This is the headline today in Dinheiro Vivo which cites a new study by the European Commission showing the vaccination programme over the last three months has done little or nothing to accelerate the recovery of Portugal’s tourism sector.
Indeed, the study has seen the Commission cutting its forecast for the country’s economic growth this year. It now believes tourism will not fully recover (to pre-pandemic levels) until 2023 – a full half year after the economy in general.
The delay, says DV, “reflects the extreme dependence and exposition of the economy to foreign tourism”.
Yes, there will be a recovery, but it will be “very slow. Even with the vaccines”.
There is also the problem of incoming tourists. Explains DV, “the lack of vaccines in some countries could halt or at least slow down the recovery of tourism in Portugal. This is the case with Brazil, for example, a very important tourist market” but a country, by dint of its sanitary situation, that is still barred from entry into Europe.

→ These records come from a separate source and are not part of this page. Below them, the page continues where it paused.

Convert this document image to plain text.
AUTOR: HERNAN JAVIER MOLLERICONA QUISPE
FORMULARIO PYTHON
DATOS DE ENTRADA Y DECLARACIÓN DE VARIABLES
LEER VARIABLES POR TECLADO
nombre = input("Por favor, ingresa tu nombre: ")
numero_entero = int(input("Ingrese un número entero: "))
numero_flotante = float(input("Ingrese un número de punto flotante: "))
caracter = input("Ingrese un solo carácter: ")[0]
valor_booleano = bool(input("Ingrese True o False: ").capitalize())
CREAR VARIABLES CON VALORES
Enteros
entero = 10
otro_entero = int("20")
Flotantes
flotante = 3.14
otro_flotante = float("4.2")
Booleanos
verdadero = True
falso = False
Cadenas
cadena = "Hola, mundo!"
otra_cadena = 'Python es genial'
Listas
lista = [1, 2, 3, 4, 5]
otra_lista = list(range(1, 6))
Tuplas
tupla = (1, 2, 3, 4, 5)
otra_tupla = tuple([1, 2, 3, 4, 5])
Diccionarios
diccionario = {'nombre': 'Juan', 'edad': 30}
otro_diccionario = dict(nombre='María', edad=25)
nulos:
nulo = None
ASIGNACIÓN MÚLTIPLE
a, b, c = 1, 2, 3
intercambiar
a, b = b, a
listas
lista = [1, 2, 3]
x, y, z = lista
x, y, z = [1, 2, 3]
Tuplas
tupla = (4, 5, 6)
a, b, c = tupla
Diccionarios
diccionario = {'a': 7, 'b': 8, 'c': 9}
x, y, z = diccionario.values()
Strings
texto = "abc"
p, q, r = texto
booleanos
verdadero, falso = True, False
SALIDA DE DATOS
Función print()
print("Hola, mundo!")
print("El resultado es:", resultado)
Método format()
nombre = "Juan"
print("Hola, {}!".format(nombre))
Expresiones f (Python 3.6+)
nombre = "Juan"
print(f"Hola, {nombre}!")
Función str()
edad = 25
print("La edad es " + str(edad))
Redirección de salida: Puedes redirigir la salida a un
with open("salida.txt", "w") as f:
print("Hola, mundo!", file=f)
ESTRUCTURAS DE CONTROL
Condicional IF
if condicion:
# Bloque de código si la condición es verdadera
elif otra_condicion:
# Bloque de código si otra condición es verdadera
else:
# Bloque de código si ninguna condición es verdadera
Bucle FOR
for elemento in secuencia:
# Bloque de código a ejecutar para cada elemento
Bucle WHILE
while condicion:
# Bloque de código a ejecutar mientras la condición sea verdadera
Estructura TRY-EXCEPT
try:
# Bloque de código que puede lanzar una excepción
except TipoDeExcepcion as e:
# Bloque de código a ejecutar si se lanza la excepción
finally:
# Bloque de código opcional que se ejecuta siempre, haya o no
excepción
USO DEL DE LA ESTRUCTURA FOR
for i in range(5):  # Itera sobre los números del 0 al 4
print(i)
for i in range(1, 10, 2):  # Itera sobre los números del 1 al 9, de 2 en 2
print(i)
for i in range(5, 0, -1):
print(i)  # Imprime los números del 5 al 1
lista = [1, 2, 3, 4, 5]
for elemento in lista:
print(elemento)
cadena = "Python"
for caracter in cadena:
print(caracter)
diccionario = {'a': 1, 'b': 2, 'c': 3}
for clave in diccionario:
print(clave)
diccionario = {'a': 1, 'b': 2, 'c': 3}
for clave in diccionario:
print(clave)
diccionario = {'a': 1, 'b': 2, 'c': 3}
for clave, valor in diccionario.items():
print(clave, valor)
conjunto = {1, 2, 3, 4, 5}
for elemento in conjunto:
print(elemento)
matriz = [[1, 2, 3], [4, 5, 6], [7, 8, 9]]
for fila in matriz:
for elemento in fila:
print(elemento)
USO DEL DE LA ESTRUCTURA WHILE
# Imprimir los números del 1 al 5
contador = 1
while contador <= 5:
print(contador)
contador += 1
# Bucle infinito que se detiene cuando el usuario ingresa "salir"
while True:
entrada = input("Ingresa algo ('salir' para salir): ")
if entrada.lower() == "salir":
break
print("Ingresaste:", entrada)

Paradoxically, the Commission says “developments in 2021 and 2022 will be largely determined by the success of vaccination programmes in controlling the pandemic, and by the rapidity with which governments suspend restrictions on activities and the circulation of people”.
DV’s article then does a bit of u-turn lurching towards the ‘dark side’ – or rather quoting the Commission doing so:
“In 2022, Covid-19 will continue to be a public health problem, despite the high proportion of the vaccinated population (including renewed protection when needed, for example, due to new variants).
“Therefore it is assumed that some limited containment measures will be implemented if necessary, warns Brussels.”
Help coming in form of Brussels’ ‘bazooka’ (Plan for recovery and Resilience)
This is what will power Portugal’s growth more than anything else, says the Commission, although it has cut its forecast for growth this year from 4.1% to 3.9%. That said, the understanding is that growth next year will be higher than the Commission perceived three months ago (4.3%), reaching as much as 5.1%. This is actually more than the Portuguese government itself has predicted.